They say if you play with fire you get burned.
For a group of Taradale High School students behind a clever start-up business the opposite has been true.
The trio have come up with an award-winning invention - Kind Light - a fire lighter made out of waste products including sawdust, beeswax and orange peels.
The invention won the Young Enterprise (YES) regional final last week which included schools from across Hawke's Bay and Gisborne.
The contest is held each year and invites schools to pitch their best inventions and business ideas.
Taradale High School's team of Oliver Kendall-Jackson, Fred Sugden and Emma Teraguchi, all 17, won the contest after wowing the judges.
"Trying to utilise waste products, we came up with fire starters," team member Sugden said, of their invention.
"We wanted to do something with sawdust and we had that readily available."
After testing lots of different combinations, the trio found a winning formula - sawdust, beeswax and citrus peels for their fire lighters.
"We just did a lot of testing. Originally we were trying to do it with vegetable oil and sawdust but it was not working - it was ending up a biggy mushy clump.
"So we decided to change and investigate other ways and we found beeswax."
He said they sourced beeswax from a Wairoa candle maker, sawdust from Pan Pac in Napier, and citrus peels from a relative's orchard.
Sugden said after playing around with ratios, in a large pot in his family shed, the trio perfected the formula.
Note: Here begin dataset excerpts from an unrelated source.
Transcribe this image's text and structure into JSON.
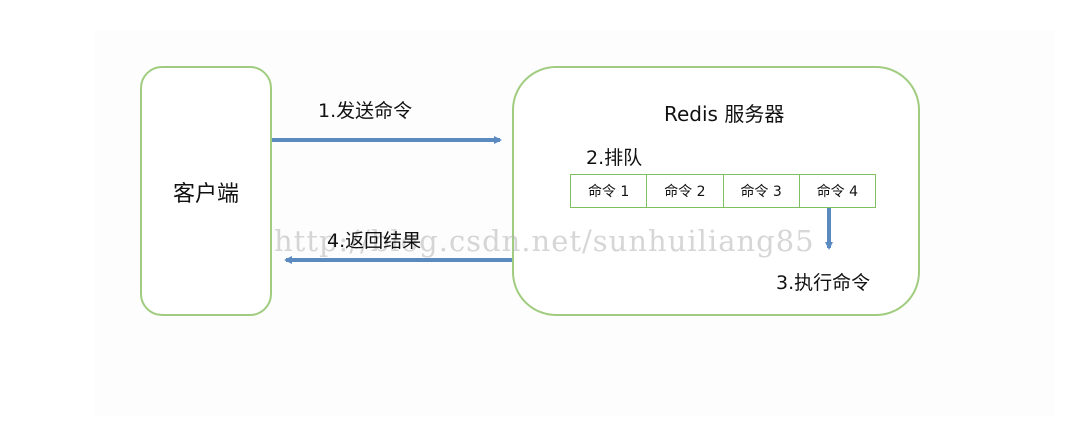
{
  "nodes": {
    "client": {
      "label": "客户端"
    },
    "server": {
      "title": "Redis 服务器"
    }
  },
  "steps": {
    "send": "1.发送命令",
    "queue": "2.排队",
    "execute": "3.执行命令",
    "return": "4.返回结果"
  },
  "queue_items": [
    "命令 1",
    "命令 2",
    "命令 3",
    "命令 4"
  ],
  "watermark": "http://blog.csdn.net/sunhuiliang85",
  "colors": {
    "box_border": "#9fcc7e",
    "arrow": "#5a8ac0",
    "queue_border": "#7fbf5f"
  }
}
The fire starters now last up to 15 minutes and take "about three or four" seconds to light, he claimed.
"We are planning to keep going with it ... we would like to expand and get into more retail stores."
The team will represent the region at the YES national final on December 15, which is being held online this year due to Covid.
"We would love to win a national award that would be absolutely amazing."
The two runner-up inventions were Blossom (Taradale High) and Wooly Bones (Karamu High).
To buy the Kind Light product, which includes 20 lighters for $9.50, head to The Art Shed in Bay View, Napier or go onto their website.